KENYA – Nairobi-based start-up, Noma Green Plastics Limited is utilizing plastic waste as a substitute for wood to make in-demand furniture and other items.

Noma Green collects nearly 30 tonnes of plastics every month from various dumps and sifts and heats them via molds using thermo-regulated machinery.

The subsequent product is then creatively transformed into poles, tiles, table beams, and other pieces of outdoor furniture.

Mugo Macharia, Founder of Noma Green Plastic limited, stated that the venture helps locals clean up the environment by tackling landfills that have become an environmental hazard in parts of Nairobi.

In an interview with Africa News, Mugo opined that converting plastics into furniture was economically viable and also saved carpenters from cutting trees for timber.

“We believe that we contribute to the action on climate change in two ways. One is that we clean up the environment. We take the waste plastic from landfills, which aggravate global warming,” he stated.

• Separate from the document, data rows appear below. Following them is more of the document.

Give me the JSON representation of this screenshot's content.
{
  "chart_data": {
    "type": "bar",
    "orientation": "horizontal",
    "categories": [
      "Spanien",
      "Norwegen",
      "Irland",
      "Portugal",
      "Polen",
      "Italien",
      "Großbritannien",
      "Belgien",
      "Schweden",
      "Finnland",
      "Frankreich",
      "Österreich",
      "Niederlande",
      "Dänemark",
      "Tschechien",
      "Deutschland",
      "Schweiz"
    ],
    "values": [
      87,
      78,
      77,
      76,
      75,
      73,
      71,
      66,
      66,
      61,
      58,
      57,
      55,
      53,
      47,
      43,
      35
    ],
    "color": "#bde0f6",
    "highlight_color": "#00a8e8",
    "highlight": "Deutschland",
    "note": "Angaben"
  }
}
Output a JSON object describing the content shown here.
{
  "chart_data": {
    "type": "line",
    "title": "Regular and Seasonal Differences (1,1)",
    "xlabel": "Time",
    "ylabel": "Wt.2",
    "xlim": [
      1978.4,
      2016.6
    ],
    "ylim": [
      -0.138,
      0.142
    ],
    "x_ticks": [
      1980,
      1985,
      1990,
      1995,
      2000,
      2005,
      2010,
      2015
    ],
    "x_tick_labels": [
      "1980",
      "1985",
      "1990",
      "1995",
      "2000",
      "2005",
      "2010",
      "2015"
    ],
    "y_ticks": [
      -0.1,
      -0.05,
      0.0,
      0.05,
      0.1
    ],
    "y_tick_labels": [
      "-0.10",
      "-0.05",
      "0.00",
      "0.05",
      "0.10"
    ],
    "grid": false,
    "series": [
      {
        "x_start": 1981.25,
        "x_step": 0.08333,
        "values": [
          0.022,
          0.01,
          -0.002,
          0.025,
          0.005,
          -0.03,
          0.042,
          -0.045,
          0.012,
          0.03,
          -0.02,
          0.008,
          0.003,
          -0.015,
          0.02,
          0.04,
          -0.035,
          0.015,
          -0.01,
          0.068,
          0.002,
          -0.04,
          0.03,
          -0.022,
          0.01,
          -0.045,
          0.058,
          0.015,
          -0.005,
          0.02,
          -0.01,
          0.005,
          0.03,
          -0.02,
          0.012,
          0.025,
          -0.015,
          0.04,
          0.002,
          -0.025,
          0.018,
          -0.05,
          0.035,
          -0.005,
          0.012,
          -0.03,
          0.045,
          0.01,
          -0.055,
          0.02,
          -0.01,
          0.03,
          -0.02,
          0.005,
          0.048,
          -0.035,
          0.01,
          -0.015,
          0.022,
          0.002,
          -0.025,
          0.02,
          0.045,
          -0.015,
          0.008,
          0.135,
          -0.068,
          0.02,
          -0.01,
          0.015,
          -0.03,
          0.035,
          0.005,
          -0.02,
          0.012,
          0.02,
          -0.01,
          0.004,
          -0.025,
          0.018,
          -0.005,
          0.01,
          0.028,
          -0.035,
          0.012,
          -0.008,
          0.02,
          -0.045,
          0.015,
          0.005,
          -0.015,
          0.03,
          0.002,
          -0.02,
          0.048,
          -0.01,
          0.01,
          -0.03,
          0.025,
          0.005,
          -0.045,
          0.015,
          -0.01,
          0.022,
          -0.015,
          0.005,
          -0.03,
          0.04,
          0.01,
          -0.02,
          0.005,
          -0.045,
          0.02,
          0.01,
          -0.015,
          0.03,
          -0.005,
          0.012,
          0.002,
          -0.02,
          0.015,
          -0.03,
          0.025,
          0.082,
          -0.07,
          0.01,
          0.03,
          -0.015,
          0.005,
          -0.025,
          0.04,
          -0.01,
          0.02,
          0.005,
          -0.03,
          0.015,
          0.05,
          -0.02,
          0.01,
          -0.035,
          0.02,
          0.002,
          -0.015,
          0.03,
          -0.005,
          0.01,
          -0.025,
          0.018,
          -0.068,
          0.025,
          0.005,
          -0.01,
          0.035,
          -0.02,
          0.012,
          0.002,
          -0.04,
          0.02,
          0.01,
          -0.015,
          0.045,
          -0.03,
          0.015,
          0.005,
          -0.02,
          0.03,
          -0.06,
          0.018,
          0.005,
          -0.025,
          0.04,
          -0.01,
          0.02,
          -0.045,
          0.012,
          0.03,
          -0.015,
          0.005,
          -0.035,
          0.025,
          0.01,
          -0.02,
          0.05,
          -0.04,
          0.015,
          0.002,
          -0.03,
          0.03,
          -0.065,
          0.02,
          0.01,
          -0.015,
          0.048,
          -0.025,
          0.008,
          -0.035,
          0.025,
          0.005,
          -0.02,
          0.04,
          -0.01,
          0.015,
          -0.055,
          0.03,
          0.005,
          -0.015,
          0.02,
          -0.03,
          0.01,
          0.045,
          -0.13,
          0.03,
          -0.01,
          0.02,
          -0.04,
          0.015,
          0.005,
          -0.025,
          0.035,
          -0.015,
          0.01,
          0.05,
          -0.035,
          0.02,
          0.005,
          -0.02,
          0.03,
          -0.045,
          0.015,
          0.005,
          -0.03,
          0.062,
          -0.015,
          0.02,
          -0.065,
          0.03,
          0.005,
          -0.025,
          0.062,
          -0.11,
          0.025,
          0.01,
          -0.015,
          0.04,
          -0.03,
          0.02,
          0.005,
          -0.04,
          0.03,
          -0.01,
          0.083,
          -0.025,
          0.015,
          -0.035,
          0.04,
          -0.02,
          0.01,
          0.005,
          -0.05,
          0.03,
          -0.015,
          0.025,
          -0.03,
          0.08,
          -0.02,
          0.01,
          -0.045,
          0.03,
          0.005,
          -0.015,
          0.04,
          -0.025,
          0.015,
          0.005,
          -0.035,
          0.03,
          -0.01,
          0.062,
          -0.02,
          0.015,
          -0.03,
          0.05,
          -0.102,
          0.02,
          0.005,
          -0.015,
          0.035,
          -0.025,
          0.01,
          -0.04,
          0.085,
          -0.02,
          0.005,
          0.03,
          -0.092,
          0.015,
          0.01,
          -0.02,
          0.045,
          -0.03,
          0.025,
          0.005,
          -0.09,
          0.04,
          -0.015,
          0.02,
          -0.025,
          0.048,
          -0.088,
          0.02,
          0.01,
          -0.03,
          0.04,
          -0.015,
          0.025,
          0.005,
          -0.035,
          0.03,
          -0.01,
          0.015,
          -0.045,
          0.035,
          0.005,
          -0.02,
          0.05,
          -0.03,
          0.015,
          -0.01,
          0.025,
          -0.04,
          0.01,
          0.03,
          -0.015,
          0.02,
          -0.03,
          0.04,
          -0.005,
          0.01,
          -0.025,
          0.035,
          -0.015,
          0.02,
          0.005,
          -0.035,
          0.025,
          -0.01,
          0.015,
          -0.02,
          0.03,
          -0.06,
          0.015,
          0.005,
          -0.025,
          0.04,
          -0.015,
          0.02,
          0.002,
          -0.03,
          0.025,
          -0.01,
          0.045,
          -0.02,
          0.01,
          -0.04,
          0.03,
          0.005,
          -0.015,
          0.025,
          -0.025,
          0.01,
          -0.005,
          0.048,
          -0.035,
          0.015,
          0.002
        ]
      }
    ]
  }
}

“Our products are very great substitutes for wood. Just look at it this way, one wooden pole is one of our plastic poles. So, the more we use the plastic poles, the more trees we have in our environment and the more we can save our environment from deforestation.”

Mugo founded the business to both clean up the extra plastic thrown into the environment and to make creative benches and tables.

“The beauty of plastic is that it’s malleable. We can turn it into so many different forms like the outdoor bench and tables and we can partner with anyone who has any form of plastic waste,” he added.

Additionally, the business produces 100 fence poles per day. The poles are estimated to cost Ksh 900 on average and can last for 40 years.

Since the major dumpsite in Dandora holds nearly 1.8 million tonnes of solid waste against a capacity of 500,000 tonnes with a daily load of 100 trucks from various parts of the city, the treatment of waste in Nairobi has been a contentious problem for decades.

The startup not only reduces plastic waste in Kenya but also contributes to the global effort to mitigate plastic pollution.

According to the UN Environment Programme, 400 million tonnes of plastic waste are generated each year.